Junior pinch-hitter Nick Mata then notched his third straight hit over the last three games with a single to plate Perez to make it 11-1.

In their previous at-bat, the Matadores turned a tight lead into a five-run cushion with a two-out rally started by Perez’s high, misplayed ball to leftfield and senior catcher Nick Mandry’s incredible 13th RBI of the season on a single to deep short. Pinch runner Cory Hightower then manufactured a run with his gifted legs by stealing second and third and racing home on a poor throw down to the catcher.

La Mirada, which hasn’t run much so far this season, added an element to its resurgent offense by running roughshod on the bases, stealing at least seven bases.

The Matadores opened up the scoring in the second on the first of Piazza’s three hits, a slashing single to left to bring in senior designated hitter Ray Chacon, who reached base on a fielder’s choice.

Chacon, who has become a run-producing robot, notched two more RBI in the third to take a 3-0 advantage on a laser-beam double to the leftfield wall to score Rodriguez (walk) and Perez (fielder’s choice, although he deserved a sacrifice bunt when a highly questionable call at third ruled out junior right fielder Nicko Lancaster).

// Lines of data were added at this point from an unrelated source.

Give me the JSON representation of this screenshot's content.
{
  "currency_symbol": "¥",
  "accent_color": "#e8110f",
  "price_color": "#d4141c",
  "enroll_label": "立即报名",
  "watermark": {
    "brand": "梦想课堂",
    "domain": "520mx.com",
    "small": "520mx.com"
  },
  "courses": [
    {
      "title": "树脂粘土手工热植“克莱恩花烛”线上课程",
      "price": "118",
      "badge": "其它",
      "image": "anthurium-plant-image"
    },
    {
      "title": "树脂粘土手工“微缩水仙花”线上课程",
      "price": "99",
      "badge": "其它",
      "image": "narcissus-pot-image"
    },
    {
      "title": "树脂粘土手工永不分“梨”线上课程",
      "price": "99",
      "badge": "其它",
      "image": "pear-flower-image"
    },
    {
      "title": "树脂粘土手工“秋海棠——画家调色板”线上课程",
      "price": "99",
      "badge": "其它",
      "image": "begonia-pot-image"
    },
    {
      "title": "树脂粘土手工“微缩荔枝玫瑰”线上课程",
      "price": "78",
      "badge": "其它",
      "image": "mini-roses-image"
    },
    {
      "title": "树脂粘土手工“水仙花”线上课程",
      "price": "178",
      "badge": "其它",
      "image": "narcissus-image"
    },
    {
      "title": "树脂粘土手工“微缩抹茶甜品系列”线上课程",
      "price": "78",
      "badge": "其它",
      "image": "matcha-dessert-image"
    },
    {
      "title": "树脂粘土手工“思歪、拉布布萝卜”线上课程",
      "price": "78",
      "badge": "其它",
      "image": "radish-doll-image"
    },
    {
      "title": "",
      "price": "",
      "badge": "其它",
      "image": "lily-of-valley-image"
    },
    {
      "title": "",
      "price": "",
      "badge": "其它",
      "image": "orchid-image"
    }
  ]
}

Poncedeleon, with an errorless defense behind him, cruised to a six-hit, seven-strikeout performance highlighted with no base on balls. The pitching staff has cut way down on its walks lately and the scoreboard has certainly reflected that.

In the first, senior leftfielder Justin Torres turned on the jets again to make another Gold Glove play, diving to snare a sinking line drive. Mandry then nailed a runner leaning too far off first base in the second and Rodriguez’s cannon arm gunned down another batter from deep in the hole with the help of a nice stretch by Piazza.

In the fifth, Poncedeleon did most of the damage himself with two strikeouts, and senior Mitch “Moundfreak” Petersen did the same in his mop-up work in the seventh.